If you're drowning in student debt, you're unfortunately in very good company. An estimated 44.7 million borrowers carry student loans, and collectively, Americans owe a whopping $1.59 trillion in educational debt.
But new data reveals that some borrowers may be willing to go to unhealthy extremes to shed that debt. In a recent study conducted by OnePoll on behalf of Splash Financial, 39% of Americans said they'd be willing to spend a week in jail if doing so meant wiping out their student loans. Meanwhile, 40% said they'd be willing to sign up for no time off from work for an entire year to get rid of their loans, and 40% pledged to permanently forgo caffeine.
If you're struggling to repay your student debt, the good news is that you don't necessarily need to resort to such drastic measures to make it more manageable -- or make it go away. You just need to be a bit strategic.
Easing the burden of student debt
If you're having a hard time keeping up with your student loan payments, it pays to explore the remedies that may be available to you. If you took out federal loans, see if you're eligible for an income-driven repayment plan. That way, your monthly payments will be recalculated based on your actual income, and potentially lowered a lot in the process. You can also look into deferring federal student loans for a period of time if you're experiencing a specific financial hardship that's currently making that debt more difficult to pay.
If you took out private loans, you should know that they don't offer the same official borrower protections as federal loans. But that doesn't mean you can't attempt to negotiate with your lender. If you reach out and ask for a lower monthly payment, or to hit pause on your payments temporarily, your lender might comply, especially if your account is in good standing.

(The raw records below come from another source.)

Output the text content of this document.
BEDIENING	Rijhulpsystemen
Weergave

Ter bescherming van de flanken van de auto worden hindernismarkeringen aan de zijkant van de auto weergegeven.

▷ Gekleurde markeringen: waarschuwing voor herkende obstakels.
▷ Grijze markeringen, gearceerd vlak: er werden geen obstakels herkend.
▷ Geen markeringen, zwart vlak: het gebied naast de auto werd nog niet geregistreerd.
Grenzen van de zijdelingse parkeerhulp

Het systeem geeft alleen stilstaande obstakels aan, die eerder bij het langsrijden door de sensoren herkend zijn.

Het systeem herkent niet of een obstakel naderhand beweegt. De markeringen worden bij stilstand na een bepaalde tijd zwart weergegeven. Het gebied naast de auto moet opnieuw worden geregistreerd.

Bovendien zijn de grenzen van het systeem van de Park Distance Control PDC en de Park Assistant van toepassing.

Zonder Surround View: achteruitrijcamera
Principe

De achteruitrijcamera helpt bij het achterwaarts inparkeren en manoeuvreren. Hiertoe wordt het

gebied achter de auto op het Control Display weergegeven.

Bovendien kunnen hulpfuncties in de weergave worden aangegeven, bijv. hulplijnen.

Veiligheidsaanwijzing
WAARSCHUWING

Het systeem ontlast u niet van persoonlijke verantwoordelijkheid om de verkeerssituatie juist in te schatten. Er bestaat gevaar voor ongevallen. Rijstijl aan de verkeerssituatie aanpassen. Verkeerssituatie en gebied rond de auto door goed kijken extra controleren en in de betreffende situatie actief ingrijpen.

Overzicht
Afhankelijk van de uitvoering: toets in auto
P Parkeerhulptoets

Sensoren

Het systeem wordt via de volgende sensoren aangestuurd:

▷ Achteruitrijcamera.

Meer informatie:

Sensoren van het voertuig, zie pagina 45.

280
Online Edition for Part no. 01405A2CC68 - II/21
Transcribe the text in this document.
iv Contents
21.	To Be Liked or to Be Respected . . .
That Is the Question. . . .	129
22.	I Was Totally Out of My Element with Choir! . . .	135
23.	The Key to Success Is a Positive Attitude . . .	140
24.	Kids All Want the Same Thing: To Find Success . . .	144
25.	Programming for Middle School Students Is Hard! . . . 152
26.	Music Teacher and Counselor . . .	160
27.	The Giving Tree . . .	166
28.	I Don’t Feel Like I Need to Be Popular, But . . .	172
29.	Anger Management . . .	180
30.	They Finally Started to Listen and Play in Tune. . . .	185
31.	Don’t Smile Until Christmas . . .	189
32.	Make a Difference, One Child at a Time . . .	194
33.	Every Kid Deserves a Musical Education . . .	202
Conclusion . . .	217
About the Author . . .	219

Knocking out your student debt
If you're not at risk of falling behind on your student loans, but you're also tired of paying them, there are a few things you can do to eliminate them ahead of schedule. First, see if you can refinance your student debt to a lower interest rate. If you do, but you keep making the same monthly payment you're used to, more of your money will go toward your loan's principal, thereby knocking down your balance more quickly.
Another option? Cut back on spending to free up more cash to apply to your student loans, or get a second job to achieve the same result. The more money you pay into your debt, the less interest you accrue, and the easier it becomes to get rid of it for good.
The fact that 39% of Americans would subject themselves to a week behind bars to knock out their student debt is troubling -- yet understandable. But there isn't a "swap jail time for student debt" program in place. Which means your next best bet is to negotiate your repayment terms if you're having a hard time keeping up, or take steps to pay down that debt as quickly as possible.